The agency approved what’s called the Bull Mountain master development plan for leases operated by SG Interests. The action included approval of a permit to drill just one of the wells, but the plan provides a framework for developing the nearly 20,000-acre area, with future drilling applications subject to site-specific review, the BLM said.
Robbie Guinn, an SG Interests vice president, said he’s pleased that the Trump administration got the environmental impact statement process for the project finished.
“We’re hoping that we can start developing and see some economic development in this area,” he said.
He believes the project review had dragged out for too long.
The BLM began working on a preliminary environmental assessment in 2008. In 2012 it decided that a more involved environmental impact statement needed to be prepared due to concerns about potentially significant air-quality and other impacts.
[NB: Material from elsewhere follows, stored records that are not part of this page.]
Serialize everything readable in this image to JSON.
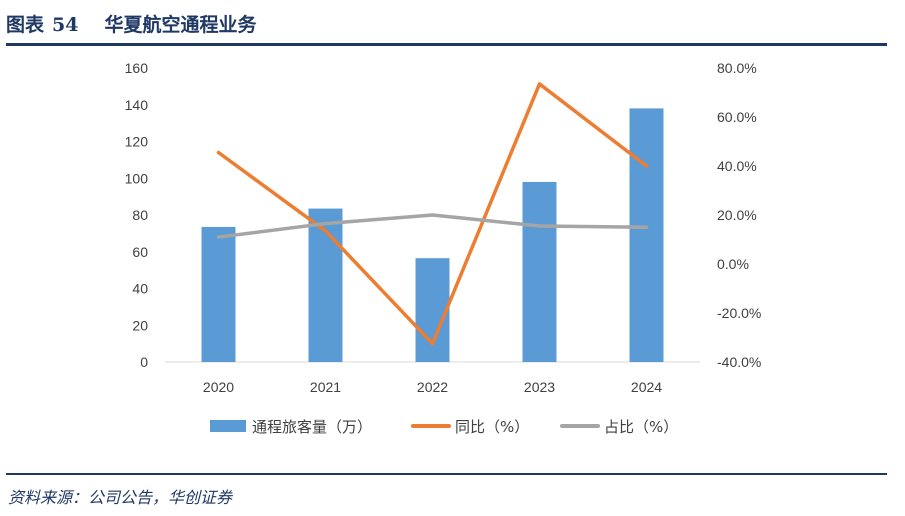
{
  "header": {
    "figure_label": "图表",
    "figure_number": "54",
    "title": "华夏航空通程业务"
  },
  "footer": {
    "source": "资料来源：公司公告，华创证券"
  },
  "chart_data": {
    "type": "bar",
    "categories": [
      "2020",
      "2021",
      "2022",
      "2023",
      "2024"
    ],
    "series": [
      {
        "name": "通程旅客量（万）",
        "type": "bar",
        "axis": "left",
        "color": "#5b9bd5",
        "values": [
          73.5,
          83.5,
          56.5,
          98,
          138
        ]
      },
      {
        "name": "同比（%）",
        "type": "line",
        "axis": "right",
        "color": "#ed7d31",
        "values": [
          45.5,
          13.5,
          -32.5,
          73.5,
          40.0
        ]
      },
      {
        "name": "占比（%）",
        "type": "line",
        "axis": "right",
        "color": "#a5a5a5",
        "values": [
          11.0,
          16.5,
          20.0,
          15.5,
          15.0
        ]
      }
    ],
    "left_axis": {
      "min": 0,
      "max": 160,
      "ticks": [
        "0",
        "20",
        "40",
        "60",
        "80",
        "100",
        "120",
        "140",
        "160"
      ]
    },
    "right_axis": {
      "min": -40,
      "max": 80,
      "ticks": [
        "-40.0%",
        "-20.0%",
        "0.0%",
        "20.0%",
        "40.0%",
        "60.0%",
        "80.0%"
      ]
    },
    "legend_position": "bottom",
    "grid": false
  }
}
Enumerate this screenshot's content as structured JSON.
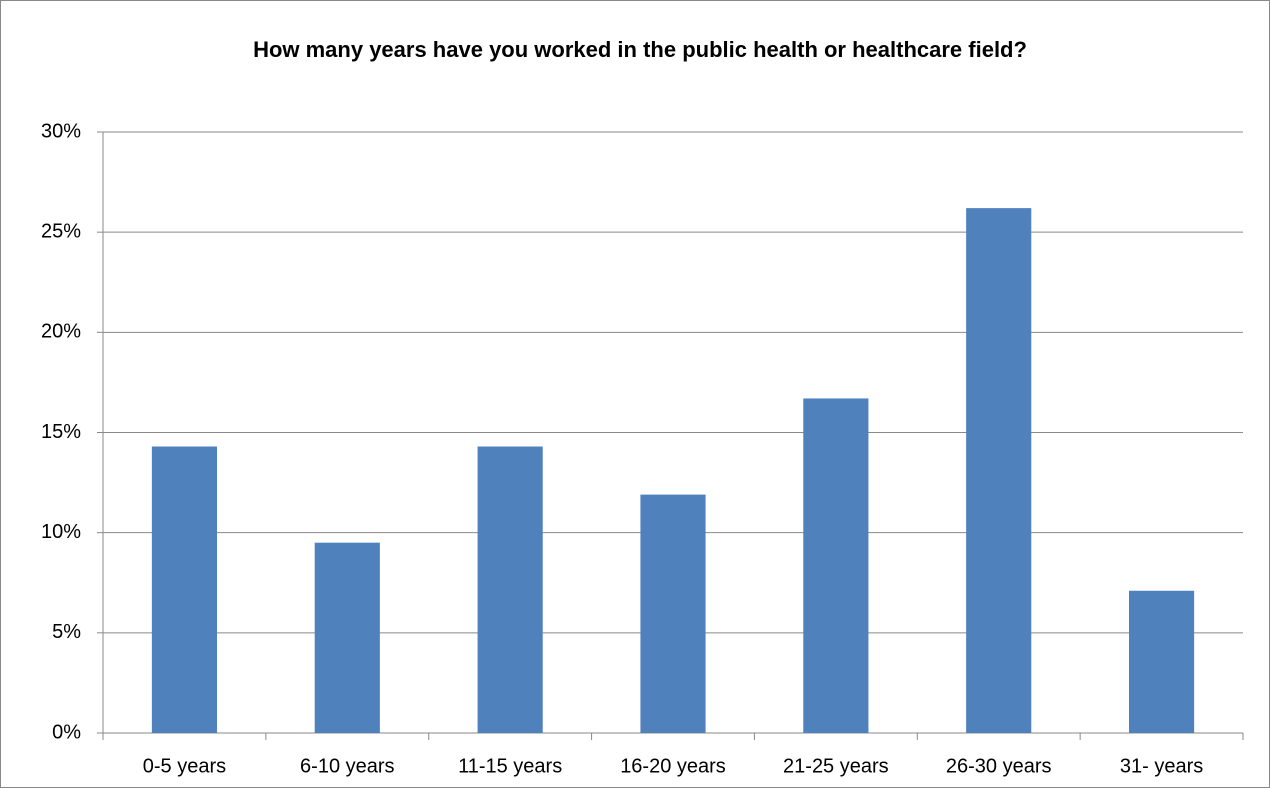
{
  "chart_data": {
    "type": "bar",
    "title": "How many years have you worked in the public health or healthcare field?",
    "categories": [
      "0-5 years",
      "6-10 years",
      "11-15 years",
      "16-20 years",
      "21-25 years",
      "26-30 years",
      "31- years"
    ],
    "values": [
      14.3,
      9.5,
      14.3,
      11.9,
      16.7,
      26.2,
      7.1
    ],
    "color": "#4f81bd",
    "ylim": [
      0,
      30
    ],
    "yticks": [
      {
        "value": 0,
        "label": "0%"
      },
      {
        "value": 5,
        "label": "5%"
      },
      {
        "value": 10,
        "label": "10%"
      },
      {
        "value": 15,
        "label": "15%"
      },
      {
        "value": 20,
        "label": "20%"
      },
      {
        "value": 25,
        "label": "25%"
      },
      {
        "value": 30,
        "label": "30%"
      }
    ],
    "grid": true
  }
}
According to a Federal Register notice, the approved plan “includes a suite of design features, mitigation measures and best management practices that specifically address impacts to air resources and air quality related values, water resources, and wildlife.”
The BLM says a master development plan allows for more orderly development, requiring fewer wells to be drilled and resulting in fewer surface impacts.
The approved plan includes four wastewater injection wells, up to 33 well pads, as well as new roads, pipelines and compressor stations.
The project area is south of McClure Pass and about 30 miles northeast of Paonia, and is bisected by Colorado Highway 133. It involves 440 acres of BLM land, with the rest being private, but it includes nearly 13,000 acres of federal minerals. The remaining minerals are privately owned.
The Paonia-based group Citizens for a Healthy Community has opposed the proposal. It has called for a moratorium on oil and gas development until the BLM revises its resource management plan for the Uncompahgre Field Office, and says the BLM has failed to analyze the cumulative effects of proposed oil and gas development and active wells in the North Fork area.
Last month, the Wilderness Society issued a report labeling the upper North Fork Valley as one of 15 places in the country that it considers “Too Wild to Drill.”
Said Guinn, “Oil and gas development has been going on a long time up there and there’s really been no … degradation of resource values in the North Fork Valley with all the development that has occurred.”
He said SG Interests has done some drilling and hydraulic fracturing in the area this summer.
With the Bull Mountain plan approval, the company plans initially to pursue drilling of wells it is obligated to drill to hold onto leases and to keep in effect its Bull Mountain lease unit, an aggregate of federal leases covered by the new plan.
Future drilling plans remain to be determined, but Guinn said a coal-bed methane well it drilled in the unit this summer was highly successful. Those wells are relatively shallow, which makes them more economical to drill, even with today’s low natural gas prices, he said.
Guinn said a benefit of the Bull Mountain plan’s completion is that because of the amount of environmental analysis it already has undergone, the further analysis required in the case of individual drilling applications oftentimes should be minimal. That means the process of reviewing them generally should take weeks instead of months, he said.
Opponents of the Bull Mountain decision can ask to have it reconsidered by the BLM state director in Colorado, and Guinn said he expects such a review to be requested.
The BLM says in a news release that during the drilling phase, the Bull Mountain project “could generate up to $100 million in employment income and 470 jobs annually. The production phase could generate up to $14 million in employment income, and up to 135 jobs annually.”